L'hôtel de ville de Calais quelques mois avant la mobilisation.

       Le Dr Mélis nous rappelle l'énorme effort que fit l'Angleterre pour soigner chez elle non blessés : d'octobre 1914 à février 1915, plus de vingt mille Belges furent soignés par la Grande Albion, pourtant elle aussi en guerre. Cette période de quatre mois fut précieuse pour notre Service de Santé militaire surpris au début des hostilités dans un état d'impréparation la plus totale ; elle lui permit de s'organiser tant bien que mal et de créer les formations sanitaires qui lui manquaient , notamment des hôpitaux de première intervention derrière l' Yser et les hôpitaux de seconde ligne en France. La localisation de ces derniers se fit au gré des gestes généreux. : l'ambulance Élisabeth à Calais grâce au duc de Vendôme, l'hôpital Albert 1 à Paris grâce à la municipalité parisienne, l'hôpital belge à Dinard grâce à la baronne de Broqueville, l'hôpital à Chambéry grâce à la duchesse de Choiseul et à la comtesse Greffuuhle etc..

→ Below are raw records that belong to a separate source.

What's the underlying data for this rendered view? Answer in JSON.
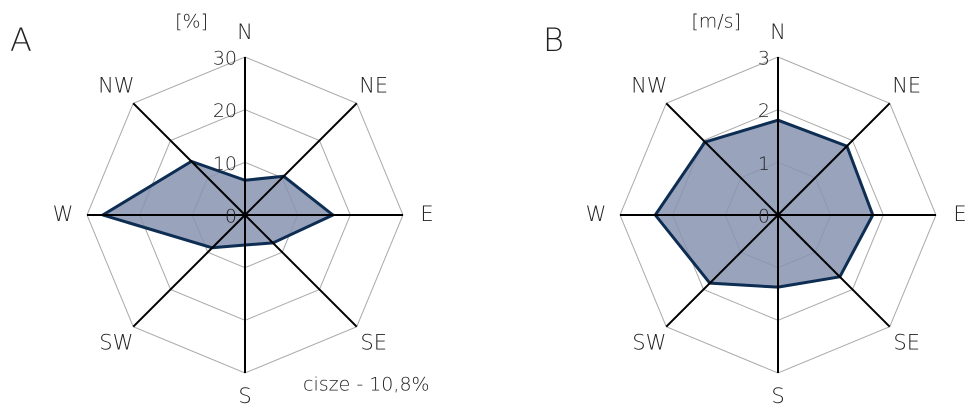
{
  "chart_data": [
    {
      "type": "radar",
      "title": "A",
      "unit": "[%]",
      "categories": [
        "N",
        "NE",
        "E",
        "SE",
        "S",
        "SW",
        "W",
        "NW"
      ],
      "values": [
        6.6,
        10.4,
        16.7,
        7.5,
        5.7,
        8.8,
        27,
        14.4
      ],
      "rlim": [
        0,
        30
      ],
      "rticks": [
        0,
        10,
        20,
        30
      ],
      "color": "#0d2d52",
      "fill": "#8793b0",
      "annotation": "cisze - 10,8%"
    },
    {
      "type": "radar",
      "title": "B",
      "unit": "[m/s]",
      "categories": [
        "N",
        "NE",
        "E",
        "SE",
        "S",
        "SW",
        "W",
        "NW"
      ],
      "values": [
        1.8,
        1.85,
        1.8,
        1.66,
        1.37,
        1.83,
        2.33,
        1.96
      ],
      "rlim": [
        0,
        3
      ],
      "rticks": [
        0,
        1,
        2,
        3
      ],
      "color": "#0d2d52",
      "fill": "#8793b0"
    }
  ]
}
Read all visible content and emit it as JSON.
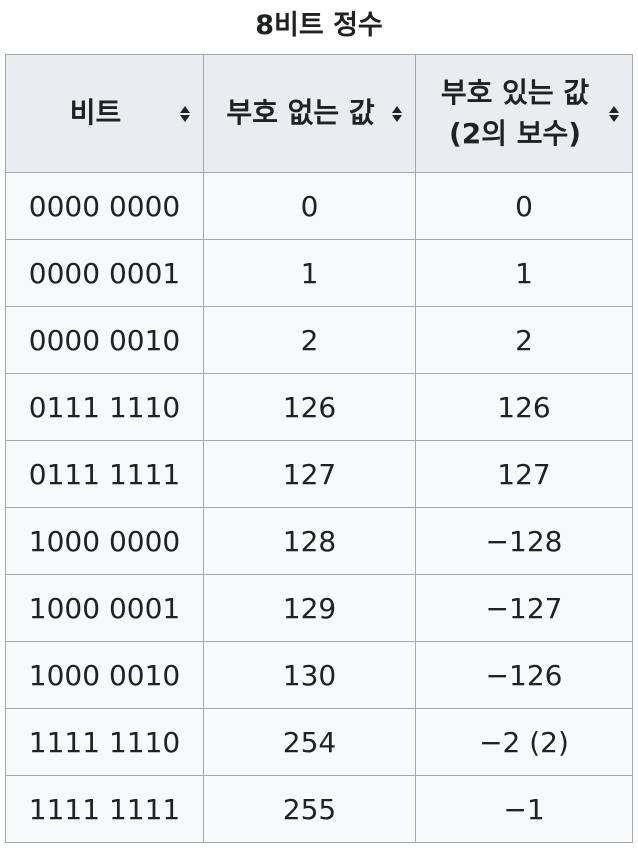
{
  "table": {
    "caption": "8비트 정수",
    "headers": [
      {
        "label": "비트",
        "sort_icon": "sort-icon"
      },
      {
        "label": "부호 없는 값",
        "sort_icon": "sort-icon"
      },
      {
        "label_line1": "부호 있는 값",
        "label_line2": "(2의 보수)",
        "sort_icon": "sort-icon"
      }
    ],
    "rows": [
      [
        "0000 0000",
        "0",
        "0"
      ],
      [
        "0000 0001",
        "1",
        "1"
      ],
      [
        "0000 0010",
        "2",
        "2"
      ],
      [
        "0111 1110",
        "126",
        "126"
      ],
      [
        "0111 1111",
        "127",
        "127"
      ],
      [
        "1000 0000",
        "128",
        "−128"
      ],
      [
        "1000 0001",
        "129",
        "−127"
      ],
      [
        "1000 0010",
        "130",
        "−126"
      ],
      [
        "1111 1110",
        "254",
        "−2 (2)"
      ],
      [
        "1111 1111",
        "255",
        "−1"
      ]
    ]
  }
}
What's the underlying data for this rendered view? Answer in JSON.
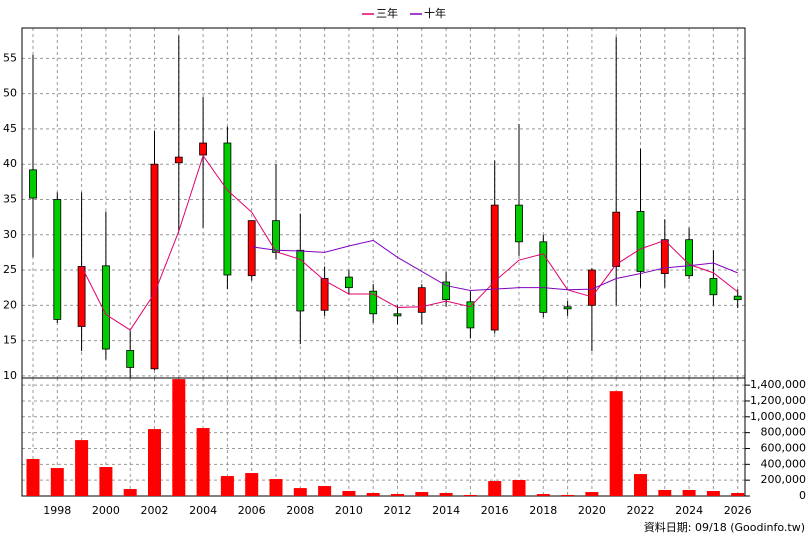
{
  "chart_data": {
    "type": "candlestick",
    "categories": [
      null,
      "1998",
      null,
      "2000",
      null,
      "2002",
      null,
      "2004",
      null,
      "2006",
      null,
      "2008",
      null,
      "2010",
      null,
      "2012",
      null,
      "2014",
      null,
      "2016",
      null,
      "2018",
      null,
      "2020",
      null,
      "2022",
      null,
      "2024",
      null,
      "2026"
    ],
    "open": [
      39.2,
      35,
      17,
      25.6,
      13.6,
      11,
      40.2,
      41.3,
      43,
      24.2,
      32,
      27.8,
      19.3,
      24,
      22,
      18.8,
      19,
      23.3,
      20.5,
      16.5,
      34.2,
      29,
      19.8,
      20,
      25.5,
      33.3,
      24.5,
      29.3,
      23.8,
      21.3
    ],
    "high": [
      55.5,
      36,
      36,
      33.3,
      16.4,
      44.7,
      58.2,
      49.5,
      45.3,
      32,
      40,
      33,
      25.5,
      25,
      23,
      20,
      23,
      24.8,
      22,
      40.5,
      45.7,
      30,
      20.6,
      25.3,
      58,
      42.2,
      32.2,
      31,
      27.8,
      22.3
    ],
    "low": [
      26.8,
      17.5,
      13.5,
      12.3,
      9.8,
      10.8,
      30.5,
      31,
      22.3,
      23.5,
      26.5,
      14.5,
      18.5,
      21.5,
      17.5,
      17.3,
      17.3,
      19.8,
      15.3,
      16,
      27,
      18.3,
      18.5,
      13.5,
      20,
      22.5,
      22.5,
      23.7,
      20,
      19.6
    ],
    "close": [
      35.2,
      18,
      25.5,
      13.8,
      11.2,
      40,
      41,
      43,
      24.3,
      32,
      27.5,
      19.2,
      23.8,
      22.5,
      18.8,
      18.5,
      22.5,
      20.8,
      16.8,
      34.2,
      29,
      19,
      19.5,
      25,
      33.2,
      24.8,
      29.3,
      24.2,
      21.5,
      20.8
    ],
    "up_color": "#ff0000",
    "down_color": "#00cc00",
    "series": [
      {
        "name": "三年",
        "color": "#e0006e",
        "values": [
          null,
          null,
          25.5,
          18.7,
          16.5,
          21.7,
          30.5,
          41.2,
          36.3,
          33.2,
          27.6,
          26.5,
          23.5,
          21.6,
          21.6,
          19.7,
          19.8,
          20.6,
          19.8,
          23.4,
          26.4,
          27.3,
          22.2,
          21.2,
          25.8,
          28.0,
          29.2,
          25.8,
          24.6,
          21.9
        ]
      },
      {
        "name": "十年",
        "color": "#8000c0",
        "values": [
          null,
          null,
          null,
          null,
          null,
          null,
          null,
          null,
          null,
          28.3,
          27.8,
          27.7,
          27.5,
          28.4,
          29.2,
          26.8,
          24.8,
          22.8,
          22.1,
          22.3,
          22.5,
          22.5,
          22.2,
          22.3,
          23.8,
          24.5,
          25.3,
          25.6,
          26.0,
          24.6
        ]
      }
    ],
    "ylim": [
      9.7,
      59.3
    ],
    "yticks": [
      10,
      15,
      20,
      25,
      30,
      35,
      40,
      45,
      50,
      55
    ],
    "volume": {
      "color": "#ff0000",
      "values": [
        467000,
        353000,
        706000,
        366000,
        88000,
        845000,
        1476000,
        858000,
        252000,
        290000,
        214000,
        100000,
        126000,
        63000,
        38000,
        25000,
        50000,
        38000,
        13000,
        189000,
        202000,
        25000,
        13000,
        50000,
        1324000,
        277000,
        76000,
        76000,
        63000,
        38000
      ],
      "ylim": [
        0,
        1490000
      ],
      "yticks": [
        0,
        {
          "value": 200000,
          "label": "200,000"
        },
        {
          "value": 400000,
          "label": "400,000"
        },
        {
          "value": 600000,
          "label": "600,000"
        },
        {
          "value": 800000,
          "label": "800,000"
        },
        {
          "value": 1000000,
          "label": "1,000,000"
        },
        {
          "value": 1200000,
          "label": "1,200,000"
        },
        {
          "value": 1400000,
          "label": "1,400,000"
        }
      ]
    },
    "grid": true,
    "footer": "資料日期: 09/18 (Goodinfo.tw)"
  }
}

Le lieutenant Clooten, fils du commandant de la Base belge et le chauffeur du général.

       Quant aux raisons de l'impréparation de notre Service de Santé à la guerre, elles méritent d'être contées. Aux termes de l'Arrêté royal du 22 janvier 1892, il revenait à la Croix-Rouge de prêter main forte à l'armée en cas de mobilisation. Cet organisme devait notamment fournir une colonne d'ambulance par division[3] d'armée, chaque colonne comprenant un personnel de sept médecins disposant de vingt voitures. La Croix-Rouge devait également fournir deux hôpitaux volants par division d'armée. Évidemment, on s'aperçut trop tard que la Croix-Rouge n'avait pas rempli ses obligations : dans le but de contrôler la préparation de la Croix-Rouge , on avait bien prévu que son vice-président soit le médecin militaire Inspecteur Général du Service de santé mais en 1905, on jugea bon de remplacer ce dernier par un officier général retraité ,d'un mérite militaire incontestable mais qui était incompétent en matière de soins de santé. A partir de cette date, la Croix-Rouge et le Service de Santé cessèrent alors d'entretenir les contacts nécessaires à une bonne collaboration. Tel fut en tout cas l'explication aux grands manquements du service de Santé que fournit le lieutenant-général Mélis, Inspecteur Général du service de santé pendant la grande guerre. Aujourd'hui, le siècle s'achève et la première guerre mondiale nous semble très loin . Pourtant autour de nous vivent encore quelques uns des acteurs de ces événements dramatiques. Ainsi, Madame Florina Flamme âgée de 106 ans et habitant aujourd'hui Gembloux a servi son pays comme infirmière dans une ambulance de la région de Calais. Nous lui rendons hommage ainsi qu'à tous ceux qui aujourd'hui font le choix d'accueillir et de soigner l'a « étranger » contraint de fuir son pays...

 



[1] source : « Contribution à l' histoire du Service de Santé pendant la guerre 14-18 », Mélis, Institut cartographique Militaire, Bruxelles, 1932

[2] Ambulance signifie ici hôpital mobile. Durant la seconde guerre mondiale, l'appellation « ambulance » se substitua à l'appellation de « voiture d'ambulance ».

[3] L'armée belge comprenait six divisions d'armée.